M. Jenkinson : Certainement. Il existe un certain nombre d’initiatives à cet égard, et je pense que la Stratégie nationale d’adaptation, qui a été discutée au cours de certaines des audiences précédentes, coïnciderait avec certains des objectifs que vous avez énumérés. Le Programme de détermination et de cartographie des risques d’inondation est lié à cette stratégie. Il s’agit d’une approche plus préventive en matière de détermination des zones qui présentent des risques élevés et d’un travail de délimitation de ces zones inondables. C’est un programme fédéral dont les coûts sont partagés avec les provinces et les territoires. Deux études sont en cours dans cette région, et un certain nombre de collectivités sont examinées afin de déterminer si elles devraient faire partie de projets pilotes. On travaille activement en ce sens, et on dépense de l’argent pour essayer de caractériser les risques d’inondation dans cette région et dans l’ensemble du pays.
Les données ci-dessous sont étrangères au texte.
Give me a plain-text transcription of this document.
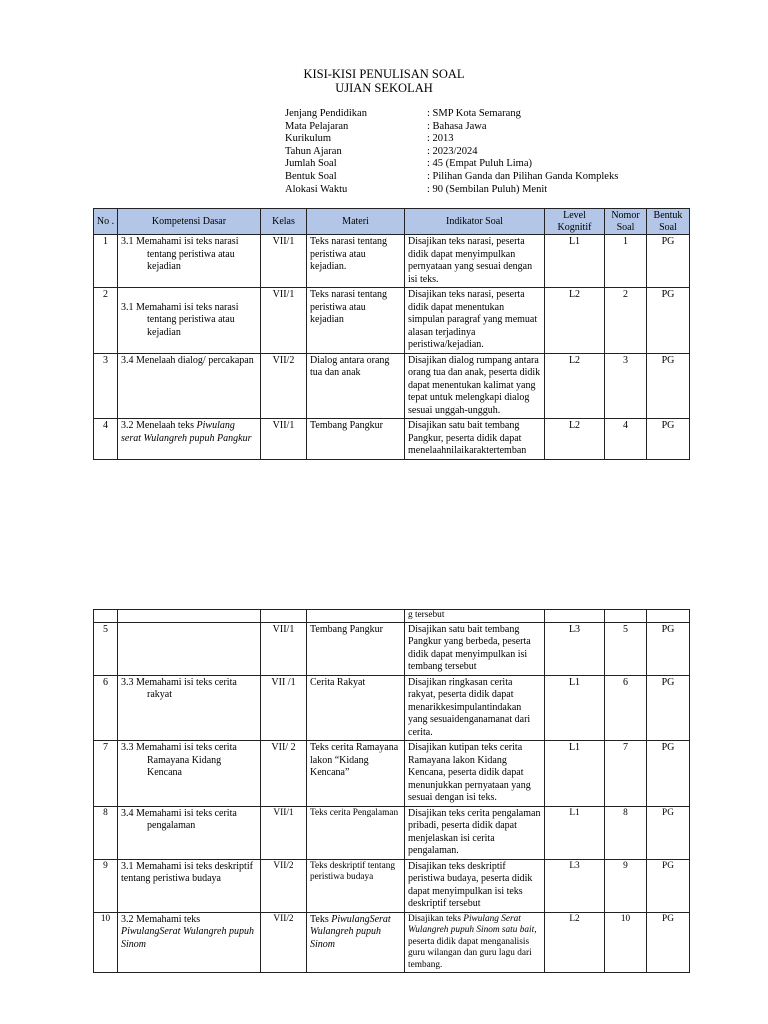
KISI-KISI PENULISAN SOAL
UJIAN SEKOLAH
Jenjang Pendidikan	: SMP Kota Semarang
Mata Pelajaran	: Bahasa Jawa
Kurikulum	: 2013
Tahun Ajaran	: 2023/2024
Jumlah Soal	: 45 (Empat Puluh Lima)
Bentuk Soal	: Pilihan Ganda dan Pilihan Ganda Kompleks
Alokasi Waktu	: 90 (Sembilan Puluh) Menit
No .	Kompetensi Dasar	Kelas	Materi	Indikator Soal	Level Kognitif	Nomor Soal	Bentuk Soal
1	3.1 Memahami isi teks narasi tentang peristiwa atau kejadian	VII/1	Teks narasi tentang peristiwa atau kejadian.	Disajikan teks narasi, peserta didik dapat menyimpulkan pernyataan yang sesuai dengan isi teks.	L1	1	PG
2	3.1 Memahami isi teks narasi tentang peristiwa atau kejadian	VII/1	Teks narasi tentang peristiwa atau kejadian	Disajikan teks narasi, peserta didik dapat menentukan simpulan paragraf yang memuat alasan terjadinya peristiwa/kejadian.	L2	2	PG
3	3.4 Menelaah dialog/ percakapan	VII/2	Dialog antara orang tua dan anak	Disajikan dialog rumpang antara orang tua dan anak, peserta didik dapat menentukan kalimat yang tepat untuk melengkapi dialog sesuai unggah-ungguh.	L2	3	PG
4	3.2 Menelaah teks Piwulang serat Wulangreh pupuh Pangkur	VII/1	Tembang Pangkur	Disajikan satu bait tembang Pangkur, peserta didik dapat menelaahnilaikaraktertemban	L2	4	PG
				g tersebut			
5		VII/1	Tembang Pangkur	Disajikan satu bait tembang Pangkur yang berbeda, peserta didik dapat menyimpulkan isi tembang tersebut	L3	5	PG
6	3.3 Memahami isi teks cerita rakyat	VII /1	Cerita Rakyat	Disajikan ringkasan cerita rakyat, peserta didik dapat menarikkesimpulantindakan yang sesuaidenganamanat dari cerita.	L1	6	PG
7	3.3 Memahami isi teks cerita Ramayana Kidang Kencana	VII/ 2	Teks cerita Ramayana lakon “Kidang Kencana”	Disajikan kutipan teks cerita Ramayana lakon Kidang Kencana, peserta didik dapat menunjukkan pernyataan yang sesuai dengan isi teks.	L1	7	PG
8	3.4 Memahami isi teks cerita pengalaman	VII/1	Teks cerita Pengalaman	Disajikan teks cerita pengalaman pribadi, peserta didik dapat menjelaskan isi cerita pengalaman.	L1	8	PG
9	3.1 Memahami isi teks deskriptif tentang peristiwa budaya	VII/2	Teks deskriptif tentang peristiwa budaya	Disajikan teks deskriptif peristiwa budaya, peserta didik dapat menyimpulkan isi teks deskriptif tersebut	L3	9	PG
10	3.2 Memahami teks PiwulangSerat Wulangreh pupuh Sinom	VII/2	Teks PiwulangSerat Wulangreh pupuh Sinom	Disajikan teks Piwulang Serat Wulangreh pupuh Sinom satu bait, peserta didik dapat menganalisis guru wilangan dan guru lagu dari tembang.	L2	10	PG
C’est un aspect de la question.

Pour ce qui est de savoir si nous effectuons de la modélisation ou si de la modélisation est en cours, si nous examinons le travail réalisé par le groupe de travail sur le fleuve Nooksack et par d’autres groupes à l’échelle provinciale et fédérale, ou provinciale et étatique, nous constatons que des études sont menées pour produire ces cartes et étudier les scénarios liés au changement climatique. On comprend mieux ce qui se passe dans ces différentes zones, ce qui permet de disposer d’outils pour planifier des mesures d’atténuation. Le groupe de travail, c’est-à-dire la Transboundary Flood Initiative, ou TFI, a certainement prévu cela dans son plan de travail, si vous voulez.
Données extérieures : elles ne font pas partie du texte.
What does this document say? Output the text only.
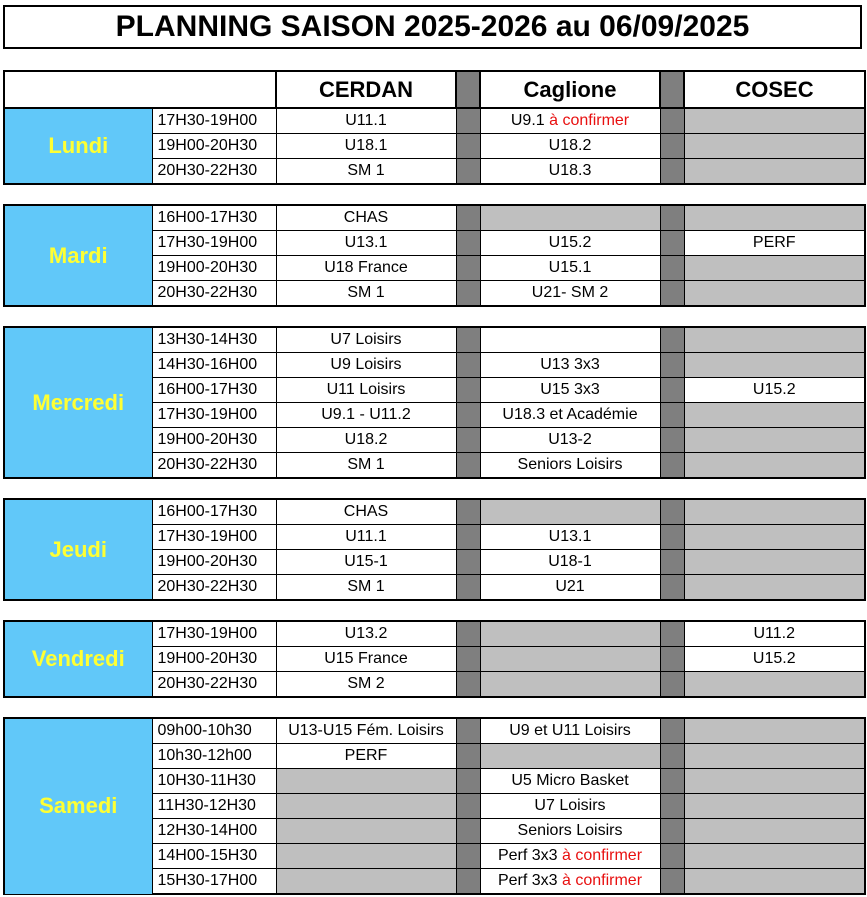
PLANNING SAISON 2025-2026 au 06/09/2025
		CERDAN		Caglione		COSEC
Lundi	17H30-19H00	U11.1		U9.1 à confirmer		
	19H00-20H30	U18.1		U18.2		
	20H30-22H30	SM 1		U18.3		

Mardi	16H00-17H30	CHAS				
	17H30-19H00	U13.1		U15.2		PERF
	19H00-20H30	U18 France		U15.1		
	20H30-22H30	SM 1		U21- SM 2		

Mercredi	13H30-14H30	U7 Loisirs				
	14H30-16H00	U9 Loisirs		U13 3x3		
	16H00-17H30	U11 Loisirs		U15 3x3		U15.2
	17H30-19H00	U9.1 - U11.2		U18.3 et Académie		
	19H00-20H30	U18.2		U13-2		
	20H30-22H30	SM 1		Seniors Loisirs		

Jeudi	16H00-17H30	CHAS				
	17H30-19H00	U11.1		U13.1		
	19H00-20H30	U15-1		U18-1		
	20H30-22H30	SM 1		U21		

Vendredi	17H30-19H00	U13.2				U11.2
	19H00-20H30	U15 France				U15.2
	20H30-22H30	SM 2				

Samedi	09h00-10h30	U13-U15 Fém. Loisirs		U9 et U11 Loisirs		
	10h30-12h00	PERF				
	10H30-11H30			U5 Micro Basket		
	11H30-12H30			U7 Loisirs		
	12H30-14H00			Seniors Loisirs		
	14H00-15H30			Perf 3x3 à confirmer		
	15H30-17H00			Perf 3x3 à confirmer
Le sénateur Klyne : Étant donné qu’il est probable que ces événements se reproduisent, ces coûts sont élevés. Il y a deux coûts, n’est-ce pas? Il y a des éléments de risque. La probabilité d’une nouvelle inondation n’est pas élevée, mais elle est probablement moyenne, et le coût en sera substantiel. Il s’agit d’un risque élevé, quelle que soit la façon dont on l’évalue sous ces deux angles. Faisons-nous ce que nous pouvons? Nous n’avons pas beaucoup de contrôle sur la probabilité d’une nouvelle inondation, mais nous pourrions probablement réduire certains coûts en repositionnant les éléments. Je suis persuadé que les gens examinent ces questions, et déterminent que l’exploitation agricole ne peut peut-être pas être située à cet endroit, mais qu’elle doit être établie là-bas, et que tout le monde y gagne. J’espère que ce genre de conversation a lieu.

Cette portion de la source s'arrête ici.